Казиль не успел получить ответ на свой вопрос, так как столкнулся с каким–то индусом в растрепанной одежде. Он приблизился к Суниаси, который пока не замечал Казиля, стоявшего сзади. Но его уши уловили несколько фраз, имевших большое значение для разгадки дальнейших событий.
— Как дело? — спросил Суниаси. — удалось ли вашим людям перегородить улицу?
— Удалось.
— Они знают о сигнале?
— Знают.
— Прекрасно. Пленник и его стража вскоре окажутся на большой площади, тут и должно все произойти.
— И англичанин умрет?
— Именно здесь. Умрет на глазах тех, кто приказал казнить его.
Казиль не мог вымолвить ни слова, холодная дрожь пробежала по его телу.
— Но вдруг стража будет сопротивляться?
— Сипаи окажут только видимое сопротивление, так как они предупреждены. Услышав имя Бовани, сказанное им на ухо, они сложат оружие и не будут мешать дальнейшим событиям.
— Но начальник отряда? Он может вступить в бой.
— Он будет убит.
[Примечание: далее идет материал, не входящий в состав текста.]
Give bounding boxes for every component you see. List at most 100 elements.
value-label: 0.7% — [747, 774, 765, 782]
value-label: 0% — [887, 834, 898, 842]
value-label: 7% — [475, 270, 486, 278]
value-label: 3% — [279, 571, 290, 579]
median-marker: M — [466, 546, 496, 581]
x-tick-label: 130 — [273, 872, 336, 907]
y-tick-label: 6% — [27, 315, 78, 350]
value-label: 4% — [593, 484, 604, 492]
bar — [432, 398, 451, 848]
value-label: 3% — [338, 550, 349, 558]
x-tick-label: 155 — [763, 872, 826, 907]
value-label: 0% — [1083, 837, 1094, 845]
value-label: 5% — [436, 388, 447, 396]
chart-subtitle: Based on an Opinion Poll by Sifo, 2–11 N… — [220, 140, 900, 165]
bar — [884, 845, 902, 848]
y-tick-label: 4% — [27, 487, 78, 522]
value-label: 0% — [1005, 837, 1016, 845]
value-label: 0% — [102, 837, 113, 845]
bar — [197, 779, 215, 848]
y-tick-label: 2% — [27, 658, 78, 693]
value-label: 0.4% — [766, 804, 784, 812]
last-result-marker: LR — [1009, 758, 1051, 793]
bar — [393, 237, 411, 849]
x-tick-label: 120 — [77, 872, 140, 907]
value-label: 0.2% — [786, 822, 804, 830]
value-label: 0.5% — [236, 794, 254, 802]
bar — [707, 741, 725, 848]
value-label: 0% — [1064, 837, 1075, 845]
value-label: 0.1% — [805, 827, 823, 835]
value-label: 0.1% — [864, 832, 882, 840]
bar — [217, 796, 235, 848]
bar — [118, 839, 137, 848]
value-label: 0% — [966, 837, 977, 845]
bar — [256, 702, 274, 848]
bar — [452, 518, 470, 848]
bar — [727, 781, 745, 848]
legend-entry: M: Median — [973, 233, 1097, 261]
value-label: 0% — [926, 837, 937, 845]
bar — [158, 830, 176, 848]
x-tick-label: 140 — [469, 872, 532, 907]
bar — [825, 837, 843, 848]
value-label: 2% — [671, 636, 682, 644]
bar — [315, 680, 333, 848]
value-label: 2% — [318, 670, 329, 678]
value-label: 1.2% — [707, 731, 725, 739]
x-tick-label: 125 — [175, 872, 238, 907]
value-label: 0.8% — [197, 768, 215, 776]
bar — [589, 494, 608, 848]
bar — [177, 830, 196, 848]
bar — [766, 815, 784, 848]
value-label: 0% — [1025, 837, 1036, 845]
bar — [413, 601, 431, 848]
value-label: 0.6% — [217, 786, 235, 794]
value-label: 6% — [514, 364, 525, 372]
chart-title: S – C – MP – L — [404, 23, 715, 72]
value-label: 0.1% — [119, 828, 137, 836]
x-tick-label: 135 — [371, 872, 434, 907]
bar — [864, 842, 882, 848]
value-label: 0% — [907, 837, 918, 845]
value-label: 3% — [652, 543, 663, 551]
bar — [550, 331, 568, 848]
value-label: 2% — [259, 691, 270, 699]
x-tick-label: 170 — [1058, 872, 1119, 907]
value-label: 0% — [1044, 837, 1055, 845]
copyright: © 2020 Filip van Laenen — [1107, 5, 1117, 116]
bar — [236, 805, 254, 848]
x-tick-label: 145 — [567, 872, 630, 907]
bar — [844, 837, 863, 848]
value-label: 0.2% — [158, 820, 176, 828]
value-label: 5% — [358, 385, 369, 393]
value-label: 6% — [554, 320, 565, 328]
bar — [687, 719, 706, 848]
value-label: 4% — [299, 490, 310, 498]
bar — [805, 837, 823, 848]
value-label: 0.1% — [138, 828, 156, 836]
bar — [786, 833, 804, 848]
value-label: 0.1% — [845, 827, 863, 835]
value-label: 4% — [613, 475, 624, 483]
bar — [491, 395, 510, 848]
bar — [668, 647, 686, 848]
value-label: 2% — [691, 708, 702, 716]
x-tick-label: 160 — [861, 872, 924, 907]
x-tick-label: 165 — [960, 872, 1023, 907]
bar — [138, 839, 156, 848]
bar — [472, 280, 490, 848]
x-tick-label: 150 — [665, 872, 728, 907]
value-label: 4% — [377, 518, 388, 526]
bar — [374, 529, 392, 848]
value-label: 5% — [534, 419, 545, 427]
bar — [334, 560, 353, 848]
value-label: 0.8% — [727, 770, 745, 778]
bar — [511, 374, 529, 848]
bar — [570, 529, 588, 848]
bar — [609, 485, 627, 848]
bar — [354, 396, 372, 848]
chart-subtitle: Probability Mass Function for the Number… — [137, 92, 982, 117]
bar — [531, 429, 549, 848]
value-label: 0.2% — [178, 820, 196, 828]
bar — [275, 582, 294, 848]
Сигналом послужит сказанное мною слово «Шива». Теперь ты можешь удалиться, но предварительно обойди всех и повтори распоряжения.
Индус знаком руки выразил повиновение и скрылся в гуще толпы.
— Нет, нет! — шептал Казиль, — я не допущу, чтобы он умер. Но что же делать? Как добраться до него? Каким образом предупредить офицера? Но я должен его спасти. Ведь я изменник. Я предал своего господина…
Он сделал попытку проскользнуть сквозь толпу по направлению к улице, на которой в эти минуты находился отряд охраны, но под напором осаждавших площадь был оттиснут назад. Между тем гром пушек раздавался все чаще и чаще, в ответ неслись оглушительные крики, подобные ударам грома. Толпа валила на площадь, уже и без того заполненную до предела.
— Джагарнат! Джагарнат! — скандировали многочисленные голоса.
Согор, Голькар и другие сторонники заговора сновали в толпе, выкрикивая:
— Готовьтесь! Вынимайте кинжалы!
Звуки труб, сопровождаемые барабанным боем и ружейными выстрелами, раздавались все громче и громче. В это время процессия перевалила мост и въехала на площадь под непрекращающиеся крики возбужденной ожиданием толпы.
Трудно представить себе что–либо более живописное, чем эта торжественная процессия, по своей красоте и великолепию сравнимая разве что с чудесами «Тысячи и одной ночи».